Mark, on the contrary, took the Freudian scholar's diagnosis and further proscribing of various electronic devices as plain quack philosophy, as it did not synchronize with what he thought in his mind about his experiences. Two men considered normal and a man devoted to debunking proof of a spiritual realm could not contribute to the study of the disorder that plagued him. However, because of that diagnosis, he was immediately transitioned back into special education, whereas he would take class with normal students pre-prognosis. Mark was stripped of his free will by having not only having no decision-making authority on the matter, but was further dispossessed by having to forever learn the days of the week and sing "Good Morning to
You" with a bunch of heaving, seizing, helmeted kids who did not understand the difference between right or wrong and were constantly punished for behaviors they had absolutely no control over. His only comfort during that tenure was his paraprofessional Deborah, who shared a similar musical taste to him and allowed him to spend most of free time listening to Aerosmith and Chicago records on a loaned turntable from the library, whereas his most loathed time during the day was when they scrubbed his feet, or as they saw them, "bunny paws." Denied the protection of his shoes and socks, Mark would hide in the solitary room with the record playing blasting "Happy Man" and wait for the paraprofessionals to pass by him. His ears pricked up for any sounds and when he found nothing, he went back to listening to the acoustic guitar unlike Terry Kath and saw his mind. To him, this personal hell was the domain he resided in.
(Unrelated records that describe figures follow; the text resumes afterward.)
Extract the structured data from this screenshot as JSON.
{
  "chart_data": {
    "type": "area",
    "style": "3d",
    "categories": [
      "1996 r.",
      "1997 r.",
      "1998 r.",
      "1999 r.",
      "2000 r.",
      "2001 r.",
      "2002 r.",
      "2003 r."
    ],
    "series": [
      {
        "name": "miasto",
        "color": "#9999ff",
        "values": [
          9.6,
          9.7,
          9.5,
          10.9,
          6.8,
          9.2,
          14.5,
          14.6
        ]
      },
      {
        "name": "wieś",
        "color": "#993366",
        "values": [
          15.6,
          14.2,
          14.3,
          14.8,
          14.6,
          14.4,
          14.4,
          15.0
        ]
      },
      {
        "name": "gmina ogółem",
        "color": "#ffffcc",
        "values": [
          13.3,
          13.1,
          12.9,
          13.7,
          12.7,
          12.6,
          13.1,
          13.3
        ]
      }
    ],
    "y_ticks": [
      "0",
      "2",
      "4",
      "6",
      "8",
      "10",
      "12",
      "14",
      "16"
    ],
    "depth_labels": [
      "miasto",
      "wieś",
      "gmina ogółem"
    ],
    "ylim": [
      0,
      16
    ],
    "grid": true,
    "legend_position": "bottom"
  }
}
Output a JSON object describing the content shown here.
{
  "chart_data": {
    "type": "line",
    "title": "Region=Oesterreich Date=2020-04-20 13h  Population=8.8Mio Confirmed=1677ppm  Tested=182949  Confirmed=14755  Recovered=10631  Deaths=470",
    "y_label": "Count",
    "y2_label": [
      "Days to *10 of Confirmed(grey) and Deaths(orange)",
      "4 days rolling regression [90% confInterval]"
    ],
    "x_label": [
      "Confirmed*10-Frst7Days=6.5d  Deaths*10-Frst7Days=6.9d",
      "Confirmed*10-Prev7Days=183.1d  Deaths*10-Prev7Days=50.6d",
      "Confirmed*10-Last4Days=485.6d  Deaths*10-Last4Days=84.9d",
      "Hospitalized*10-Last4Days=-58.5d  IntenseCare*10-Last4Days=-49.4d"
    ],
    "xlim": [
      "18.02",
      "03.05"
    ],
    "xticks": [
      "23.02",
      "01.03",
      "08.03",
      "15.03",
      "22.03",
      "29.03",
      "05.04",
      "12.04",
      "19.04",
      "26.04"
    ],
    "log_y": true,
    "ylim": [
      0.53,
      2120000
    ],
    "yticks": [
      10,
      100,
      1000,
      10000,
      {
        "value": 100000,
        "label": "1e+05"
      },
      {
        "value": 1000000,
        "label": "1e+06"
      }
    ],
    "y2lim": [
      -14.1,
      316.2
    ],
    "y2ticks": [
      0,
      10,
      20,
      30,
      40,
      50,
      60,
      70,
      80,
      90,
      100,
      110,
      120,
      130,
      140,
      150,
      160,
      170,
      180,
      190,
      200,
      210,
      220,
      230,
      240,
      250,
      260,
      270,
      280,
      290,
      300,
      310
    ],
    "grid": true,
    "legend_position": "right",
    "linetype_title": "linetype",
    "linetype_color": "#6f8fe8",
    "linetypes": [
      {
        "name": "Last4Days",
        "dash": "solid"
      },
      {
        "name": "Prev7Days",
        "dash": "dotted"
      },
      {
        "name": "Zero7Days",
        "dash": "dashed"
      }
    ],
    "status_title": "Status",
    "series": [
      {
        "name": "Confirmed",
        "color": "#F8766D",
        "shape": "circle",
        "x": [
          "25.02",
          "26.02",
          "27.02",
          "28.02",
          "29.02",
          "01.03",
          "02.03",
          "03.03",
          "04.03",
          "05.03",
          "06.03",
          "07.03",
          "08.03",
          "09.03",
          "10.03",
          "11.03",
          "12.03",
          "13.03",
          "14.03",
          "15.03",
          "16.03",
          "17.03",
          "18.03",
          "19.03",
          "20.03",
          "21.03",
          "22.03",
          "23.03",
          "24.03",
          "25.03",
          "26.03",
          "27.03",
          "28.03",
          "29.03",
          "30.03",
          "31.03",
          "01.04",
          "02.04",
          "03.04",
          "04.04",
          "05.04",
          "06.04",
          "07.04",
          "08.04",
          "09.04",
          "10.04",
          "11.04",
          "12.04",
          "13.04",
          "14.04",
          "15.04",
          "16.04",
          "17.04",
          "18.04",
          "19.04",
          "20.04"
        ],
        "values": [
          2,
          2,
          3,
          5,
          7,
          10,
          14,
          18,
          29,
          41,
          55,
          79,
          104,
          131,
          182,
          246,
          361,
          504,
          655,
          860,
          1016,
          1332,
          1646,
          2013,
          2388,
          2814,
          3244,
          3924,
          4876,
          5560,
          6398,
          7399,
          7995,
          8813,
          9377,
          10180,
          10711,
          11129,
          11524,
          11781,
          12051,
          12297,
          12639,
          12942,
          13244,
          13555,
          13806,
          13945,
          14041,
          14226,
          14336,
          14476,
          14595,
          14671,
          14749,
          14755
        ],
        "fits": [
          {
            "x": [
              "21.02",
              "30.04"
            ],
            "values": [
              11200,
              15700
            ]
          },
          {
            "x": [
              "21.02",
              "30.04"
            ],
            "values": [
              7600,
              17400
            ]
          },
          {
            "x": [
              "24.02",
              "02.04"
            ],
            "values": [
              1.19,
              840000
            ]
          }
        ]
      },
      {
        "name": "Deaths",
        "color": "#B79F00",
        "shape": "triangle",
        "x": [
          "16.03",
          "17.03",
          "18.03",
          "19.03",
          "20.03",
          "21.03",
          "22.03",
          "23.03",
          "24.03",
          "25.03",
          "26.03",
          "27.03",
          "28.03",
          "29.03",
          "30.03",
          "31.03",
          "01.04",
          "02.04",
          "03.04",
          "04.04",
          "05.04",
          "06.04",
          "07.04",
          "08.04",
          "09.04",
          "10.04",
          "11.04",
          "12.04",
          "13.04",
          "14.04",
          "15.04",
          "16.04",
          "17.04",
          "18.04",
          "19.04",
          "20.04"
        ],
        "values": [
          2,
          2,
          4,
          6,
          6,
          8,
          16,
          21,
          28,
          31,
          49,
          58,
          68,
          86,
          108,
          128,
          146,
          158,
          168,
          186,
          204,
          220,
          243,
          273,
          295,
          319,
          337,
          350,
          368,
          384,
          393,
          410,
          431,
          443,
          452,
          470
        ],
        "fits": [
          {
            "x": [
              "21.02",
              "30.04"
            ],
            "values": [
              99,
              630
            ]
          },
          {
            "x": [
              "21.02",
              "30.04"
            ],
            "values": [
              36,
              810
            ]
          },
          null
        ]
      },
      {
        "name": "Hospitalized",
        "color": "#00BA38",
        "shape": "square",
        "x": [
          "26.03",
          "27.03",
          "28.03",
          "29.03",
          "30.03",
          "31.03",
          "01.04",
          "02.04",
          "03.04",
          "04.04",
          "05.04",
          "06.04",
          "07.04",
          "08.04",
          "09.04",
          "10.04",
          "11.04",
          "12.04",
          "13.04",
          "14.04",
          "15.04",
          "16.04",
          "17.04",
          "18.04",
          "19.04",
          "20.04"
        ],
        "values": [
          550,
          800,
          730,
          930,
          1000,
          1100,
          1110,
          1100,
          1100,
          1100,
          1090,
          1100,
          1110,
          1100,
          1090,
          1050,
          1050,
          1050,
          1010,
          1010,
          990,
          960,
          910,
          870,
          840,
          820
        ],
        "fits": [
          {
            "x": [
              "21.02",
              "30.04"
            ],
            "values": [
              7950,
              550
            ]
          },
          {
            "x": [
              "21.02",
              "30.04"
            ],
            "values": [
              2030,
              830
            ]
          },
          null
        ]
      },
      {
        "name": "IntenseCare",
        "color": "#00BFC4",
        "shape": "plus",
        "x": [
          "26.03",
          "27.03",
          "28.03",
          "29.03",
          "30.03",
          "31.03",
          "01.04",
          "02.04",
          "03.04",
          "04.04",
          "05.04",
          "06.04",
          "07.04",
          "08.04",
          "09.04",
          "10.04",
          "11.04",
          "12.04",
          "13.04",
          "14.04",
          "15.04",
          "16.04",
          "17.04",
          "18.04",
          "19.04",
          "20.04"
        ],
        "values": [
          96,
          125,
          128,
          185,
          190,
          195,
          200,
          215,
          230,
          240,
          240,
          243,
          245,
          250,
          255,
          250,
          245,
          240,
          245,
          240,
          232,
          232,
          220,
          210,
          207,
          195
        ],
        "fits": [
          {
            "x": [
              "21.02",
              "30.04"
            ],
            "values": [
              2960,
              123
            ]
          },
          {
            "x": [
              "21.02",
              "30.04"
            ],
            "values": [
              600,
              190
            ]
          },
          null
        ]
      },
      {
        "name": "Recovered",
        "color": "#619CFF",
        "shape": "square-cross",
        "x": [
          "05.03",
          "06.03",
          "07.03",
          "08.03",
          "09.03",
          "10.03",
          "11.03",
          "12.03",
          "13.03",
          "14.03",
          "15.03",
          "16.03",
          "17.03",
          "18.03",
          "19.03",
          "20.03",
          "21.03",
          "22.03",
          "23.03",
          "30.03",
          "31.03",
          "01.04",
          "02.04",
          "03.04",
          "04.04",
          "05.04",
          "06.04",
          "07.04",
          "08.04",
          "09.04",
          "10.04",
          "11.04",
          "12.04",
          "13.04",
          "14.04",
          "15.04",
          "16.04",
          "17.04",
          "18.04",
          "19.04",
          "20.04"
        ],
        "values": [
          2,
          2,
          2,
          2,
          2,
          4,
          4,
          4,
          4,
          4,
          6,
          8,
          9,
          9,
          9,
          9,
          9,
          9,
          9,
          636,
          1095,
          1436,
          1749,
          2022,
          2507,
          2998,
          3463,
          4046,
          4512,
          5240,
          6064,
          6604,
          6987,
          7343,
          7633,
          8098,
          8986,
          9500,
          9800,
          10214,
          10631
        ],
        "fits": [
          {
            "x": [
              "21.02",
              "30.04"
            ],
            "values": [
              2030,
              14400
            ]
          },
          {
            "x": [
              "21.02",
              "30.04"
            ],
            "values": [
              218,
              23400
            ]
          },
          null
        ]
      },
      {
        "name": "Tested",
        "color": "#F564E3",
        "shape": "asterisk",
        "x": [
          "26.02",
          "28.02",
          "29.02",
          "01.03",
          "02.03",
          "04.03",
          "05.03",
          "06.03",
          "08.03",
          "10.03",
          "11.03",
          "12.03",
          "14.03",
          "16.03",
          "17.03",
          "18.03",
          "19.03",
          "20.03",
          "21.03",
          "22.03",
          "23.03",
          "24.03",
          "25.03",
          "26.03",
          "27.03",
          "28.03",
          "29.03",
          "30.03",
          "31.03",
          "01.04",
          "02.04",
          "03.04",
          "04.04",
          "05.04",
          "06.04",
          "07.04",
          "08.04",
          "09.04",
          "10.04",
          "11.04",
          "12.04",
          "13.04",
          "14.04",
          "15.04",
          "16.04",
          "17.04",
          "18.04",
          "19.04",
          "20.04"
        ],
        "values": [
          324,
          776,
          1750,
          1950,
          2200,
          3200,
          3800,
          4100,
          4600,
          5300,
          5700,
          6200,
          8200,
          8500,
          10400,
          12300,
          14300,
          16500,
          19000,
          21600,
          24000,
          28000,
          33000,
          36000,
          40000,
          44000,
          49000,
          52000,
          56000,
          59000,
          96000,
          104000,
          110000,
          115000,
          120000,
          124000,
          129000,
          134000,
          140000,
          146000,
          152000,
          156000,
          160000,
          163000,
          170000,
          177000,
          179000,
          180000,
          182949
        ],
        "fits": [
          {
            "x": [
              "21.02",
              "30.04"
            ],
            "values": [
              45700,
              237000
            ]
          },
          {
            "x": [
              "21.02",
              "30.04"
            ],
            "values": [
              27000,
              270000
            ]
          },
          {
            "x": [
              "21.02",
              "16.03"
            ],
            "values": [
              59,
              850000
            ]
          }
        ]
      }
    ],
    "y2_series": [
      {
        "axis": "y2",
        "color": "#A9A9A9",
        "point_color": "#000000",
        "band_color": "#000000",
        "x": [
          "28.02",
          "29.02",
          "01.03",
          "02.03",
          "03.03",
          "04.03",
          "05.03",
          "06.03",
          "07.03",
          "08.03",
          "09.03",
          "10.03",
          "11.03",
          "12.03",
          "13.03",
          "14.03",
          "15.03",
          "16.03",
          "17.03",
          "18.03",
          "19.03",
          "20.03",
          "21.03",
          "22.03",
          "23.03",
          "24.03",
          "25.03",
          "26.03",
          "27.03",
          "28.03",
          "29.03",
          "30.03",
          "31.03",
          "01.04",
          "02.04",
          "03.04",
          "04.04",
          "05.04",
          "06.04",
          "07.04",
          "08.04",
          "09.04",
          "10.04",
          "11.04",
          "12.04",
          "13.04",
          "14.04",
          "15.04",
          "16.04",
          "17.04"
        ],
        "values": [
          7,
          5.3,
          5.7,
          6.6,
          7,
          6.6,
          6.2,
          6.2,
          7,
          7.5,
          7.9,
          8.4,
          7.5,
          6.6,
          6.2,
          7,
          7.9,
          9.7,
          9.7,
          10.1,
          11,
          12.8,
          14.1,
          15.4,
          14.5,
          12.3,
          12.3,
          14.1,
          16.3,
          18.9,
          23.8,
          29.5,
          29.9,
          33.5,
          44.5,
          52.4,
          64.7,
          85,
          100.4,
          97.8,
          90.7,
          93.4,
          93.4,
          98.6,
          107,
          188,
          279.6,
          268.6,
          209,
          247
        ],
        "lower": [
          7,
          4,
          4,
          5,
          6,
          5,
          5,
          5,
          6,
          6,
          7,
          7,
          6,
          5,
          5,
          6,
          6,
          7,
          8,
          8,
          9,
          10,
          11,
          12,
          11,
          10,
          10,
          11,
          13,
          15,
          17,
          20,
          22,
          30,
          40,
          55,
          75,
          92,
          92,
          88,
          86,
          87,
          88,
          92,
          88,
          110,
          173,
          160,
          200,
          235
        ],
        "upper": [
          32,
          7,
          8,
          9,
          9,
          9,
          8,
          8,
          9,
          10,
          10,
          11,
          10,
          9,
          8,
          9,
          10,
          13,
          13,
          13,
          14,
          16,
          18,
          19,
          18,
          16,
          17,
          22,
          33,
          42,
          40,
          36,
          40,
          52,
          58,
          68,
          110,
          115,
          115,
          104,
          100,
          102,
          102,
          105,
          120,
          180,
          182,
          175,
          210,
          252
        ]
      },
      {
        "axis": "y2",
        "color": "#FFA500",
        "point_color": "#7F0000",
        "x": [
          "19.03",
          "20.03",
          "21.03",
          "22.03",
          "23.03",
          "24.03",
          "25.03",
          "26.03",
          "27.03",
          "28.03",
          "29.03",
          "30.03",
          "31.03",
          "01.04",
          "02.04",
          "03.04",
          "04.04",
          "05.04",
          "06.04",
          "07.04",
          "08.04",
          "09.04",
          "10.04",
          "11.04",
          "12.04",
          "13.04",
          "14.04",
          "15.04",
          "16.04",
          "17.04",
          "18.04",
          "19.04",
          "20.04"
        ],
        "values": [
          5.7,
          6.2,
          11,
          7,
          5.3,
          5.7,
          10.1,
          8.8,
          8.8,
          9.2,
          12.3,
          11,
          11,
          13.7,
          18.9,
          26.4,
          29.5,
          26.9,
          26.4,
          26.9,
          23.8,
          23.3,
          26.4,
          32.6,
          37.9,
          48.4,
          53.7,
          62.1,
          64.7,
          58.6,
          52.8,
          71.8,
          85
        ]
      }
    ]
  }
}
Those years were distant memories to Mark when he graduated high school in May of 2001. However, the pain of the memories remained in him as he walked on the stage to gain a certificate that gave him the privilege to go to college, something that he immediately related to Ellison's gold-lettered certificate he had the grandfather give to the invisible man. He knew that the diploma only gave him an inspiration to keep on running for his job, chased away by others who saw of him not as an asset to society but as another "retard." Despite his mind, he decided not to lash out at the graduation ceremony, having left behind a myriad of neurological behaviors ever since he was removed from special education in third grade, and accept the award like everybody else. Mark felt sick as he was handed the award by the devilish principal and opened it as soon as he went back to his seat. It was blank, much like everybody else's, and normally, a blank diploma to a normal person symbolizes the ease of confusion by a school, but to Mark, a blank diploma meant that high school was worth nothing, similar to Frank Zappa's opinion on public education he had heard from one of his long-playing records, Roxy and Elsewhere. He placed the award and focused on his own ejection from society. He was tired of it, having been tired of it since he was a young "meek rabbit." His disease had taught him so.